Finansal okur yazarlık

Son günlerin modası haline geldi finansal okur yazarlık. Bir çok finans kuruluşu kurslar açıp finansal okur yazarlık öğretiyor.

Finansal okur yazarlık nedir?

Ekonomiyi daha iyi anlamak, verileri çok iyi okumak.

Türkiye için finansal okur yazarlık ne kadar önemli?

Önce bir olay anlatayım, sonra siz karar verin.

Yunanistan’ın girdiği kriz sonrası bankalar kapandı. Banka ATM’lerinden günlük sadece 60 Euro verilmeye başlandı.

Bu, Türk gazetelerinde haber olunca bazı kişiler mevduatının bulunduğu Yunanistan sermayeli Finansbank’a hücum etti.

Bir çok kişi Finansbank’taki mevduatını çekti. Çekilen rakamlar öyle milyonlar değil, 50 ile 100 bin lira arasında.

Gazetedeki haberleri okuyup, Yunan sermayeli Türk bankasına parasını çekmeye giden insanların psikolojisini ve finans bilgisini siz düşünün.

Finansbank, Yunanlı NGB’ye ait olabilir ama bu banka Türk sermaye piyasaları kanununa göre kurulmuş ve BDDK tarafından her kuruşu denetlenen bir banka. Yunanistan iflas dahi etse bu bankanın başına hiç bir şey gelmez. Bankanın sermayedarları teknik olarak 1 kuruş dahi Türkiye’den çıkaramaz. Bu nedenle Finansbank’ın Türkiye’deki bankalardan hiç bir farkı yok. Bu bankanın sarsılması Yunanistan’daki ekonomik verilerle değil, Türkiye’deki finans hareketleriyle alakalıdır.

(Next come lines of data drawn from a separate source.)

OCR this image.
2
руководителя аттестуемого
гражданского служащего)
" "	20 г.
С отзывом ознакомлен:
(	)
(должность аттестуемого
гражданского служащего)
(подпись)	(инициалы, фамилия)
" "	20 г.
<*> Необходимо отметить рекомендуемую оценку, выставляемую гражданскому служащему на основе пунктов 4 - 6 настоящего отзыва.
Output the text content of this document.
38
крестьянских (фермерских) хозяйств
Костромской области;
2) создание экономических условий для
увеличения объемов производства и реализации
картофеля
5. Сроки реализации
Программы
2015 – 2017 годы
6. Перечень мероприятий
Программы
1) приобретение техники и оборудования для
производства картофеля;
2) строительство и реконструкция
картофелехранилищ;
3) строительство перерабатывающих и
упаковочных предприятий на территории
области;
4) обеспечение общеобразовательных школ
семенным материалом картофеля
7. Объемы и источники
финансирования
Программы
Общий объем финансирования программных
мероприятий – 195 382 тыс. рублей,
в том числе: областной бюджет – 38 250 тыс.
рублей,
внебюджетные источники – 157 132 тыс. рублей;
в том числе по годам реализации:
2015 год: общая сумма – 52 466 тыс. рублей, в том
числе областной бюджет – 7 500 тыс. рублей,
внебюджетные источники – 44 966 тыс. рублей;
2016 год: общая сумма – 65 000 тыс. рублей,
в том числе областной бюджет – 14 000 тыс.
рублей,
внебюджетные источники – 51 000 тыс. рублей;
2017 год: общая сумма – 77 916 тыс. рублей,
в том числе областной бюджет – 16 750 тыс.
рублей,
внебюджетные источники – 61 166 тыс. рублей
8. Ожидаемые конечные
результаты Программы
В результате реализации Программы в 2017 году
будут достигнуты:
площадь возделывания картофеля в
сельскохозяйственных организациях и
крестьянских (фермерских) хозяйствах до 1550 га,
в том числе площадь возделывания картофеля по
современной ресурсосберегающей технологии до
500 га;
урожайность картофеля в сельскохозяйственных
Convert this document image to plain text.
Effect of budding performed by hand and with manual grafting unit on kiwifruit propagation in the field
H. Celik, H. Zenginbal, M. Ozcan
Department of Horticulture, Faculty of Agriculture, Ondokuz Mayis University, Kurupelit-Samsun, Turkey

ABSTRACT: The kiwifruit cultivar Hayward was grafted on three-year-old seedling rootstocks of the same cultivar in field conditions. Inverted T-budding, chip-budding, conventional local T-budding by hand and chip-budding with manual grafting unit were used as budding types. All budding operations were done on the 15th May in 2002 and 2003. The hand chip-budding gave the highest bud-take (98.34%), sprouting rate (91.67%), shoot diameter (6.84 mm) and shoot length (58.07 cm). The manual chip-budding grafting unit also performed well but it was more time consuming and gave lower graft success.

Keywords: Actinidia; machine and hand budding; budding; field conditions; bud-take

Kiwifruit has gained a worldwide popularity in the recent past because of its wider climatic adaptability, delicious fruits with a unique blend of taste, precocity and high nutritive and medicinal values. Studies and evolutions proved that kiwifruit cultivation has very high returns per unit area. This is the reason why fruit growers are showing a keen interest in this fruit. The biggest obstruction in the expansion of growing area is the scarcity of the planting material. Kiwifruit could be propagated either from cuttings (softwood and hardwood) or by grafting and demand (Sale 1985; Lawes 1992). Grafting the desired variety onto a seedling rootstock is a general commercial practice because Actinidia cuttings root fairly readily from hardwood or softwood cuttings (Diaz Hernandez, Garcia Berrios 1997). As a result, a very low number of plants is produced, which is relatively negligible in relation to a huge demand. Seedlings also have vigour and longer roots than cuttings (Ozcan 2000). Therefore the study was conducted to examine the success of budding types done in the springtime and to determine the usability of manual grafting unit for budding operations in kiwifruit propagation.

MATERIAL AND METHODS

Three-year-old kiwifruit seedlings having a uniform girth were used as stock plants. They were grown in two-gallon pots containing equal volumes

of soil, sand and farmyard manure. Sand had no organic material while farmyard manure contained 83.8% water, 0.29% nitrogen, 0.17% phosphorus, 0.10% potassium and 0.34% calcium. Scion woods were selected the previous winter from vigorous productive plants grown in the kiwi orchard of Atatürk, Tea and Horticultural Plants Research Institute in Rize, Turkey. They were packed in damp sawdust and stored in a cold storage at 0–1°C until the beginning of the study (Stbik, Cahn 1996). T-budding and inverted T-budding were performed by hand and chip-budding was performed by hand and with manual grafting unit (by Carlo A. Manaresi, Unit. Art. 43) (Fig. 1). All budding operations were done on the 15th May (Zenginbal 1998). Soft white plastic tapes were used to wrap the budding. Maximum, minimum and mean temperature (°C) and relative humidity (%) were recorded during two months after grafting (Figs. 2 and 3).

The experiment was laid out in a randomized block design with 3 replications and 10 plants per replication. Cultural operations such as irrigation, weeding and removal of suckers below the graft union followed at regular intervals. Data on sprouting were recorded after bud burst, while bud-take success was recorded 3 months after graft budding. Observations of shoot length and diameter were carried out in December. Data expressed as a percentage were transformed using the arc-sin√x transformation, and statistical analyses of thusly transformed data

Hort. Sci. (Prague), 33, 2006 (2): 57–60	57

Bir başka konu ise tüm bankalardaki 100 bin TL’ye kadar olan mevduat, devlet güvencesindedir.

Gelin görün ki, panik yapan kişilerin mevduat miktarı 100 bin TL’nin altında.

Bir Finansbank çalışanının anlattığı ise oldukça düşündürücü.   Gazetelerin internet sitelerinde Yunanistan’daki ATM’lerden sınırlı para verilmesi haberini okuyan bazı kişiler, bankanın ATM’sinden deneme amaçlı para çekmiş.

Böyle olayların yaşandığı bir ülkede siz, halka ne kadar finansal okur yazarlık verebilirsiniz ki?

Önce halkın finansal bilinci sağlanmalı.

Bunun için de lütfedip bankalar çaba harcamalı.

Kendi ayaklarına kurşun...

Bugüne kadar hep vatandaşı soyulacak müşteri olarak gören bankalar maalesef kendi ayaklarına kurşun sıkmıştır.

Türk insanı artık bankalara karşı hep şüphe ile bakıyor. Gereksiz ücretlerin kesilmesi ve daha bir çok konuda vatandaşın güvenini sarsan bankalar, bu güvenin sağlanması için çaba harcamalıdır.

Türkiye’de insanlar banka şubelerinden içeriye girmeye korkar hale geldi.

Bunun sorumlusu Türk halkı değil, bankalardır.

Finansbank kârlı ve güçlü bir banka. En iyi yönetilen bankalardan birisi.  Ancak bu banka da neden bu olaydan imaj olarak olumsuz etkilendiğini  iyi düşünmeli. Vatandaşı sadece kredi satılacak, kart verilecek bir unsur olarak görmekten vazgeçmeli. Reklamlarında önceliğimiz insan diyen bu başarılı banka biraz özeleştiri yapmalı.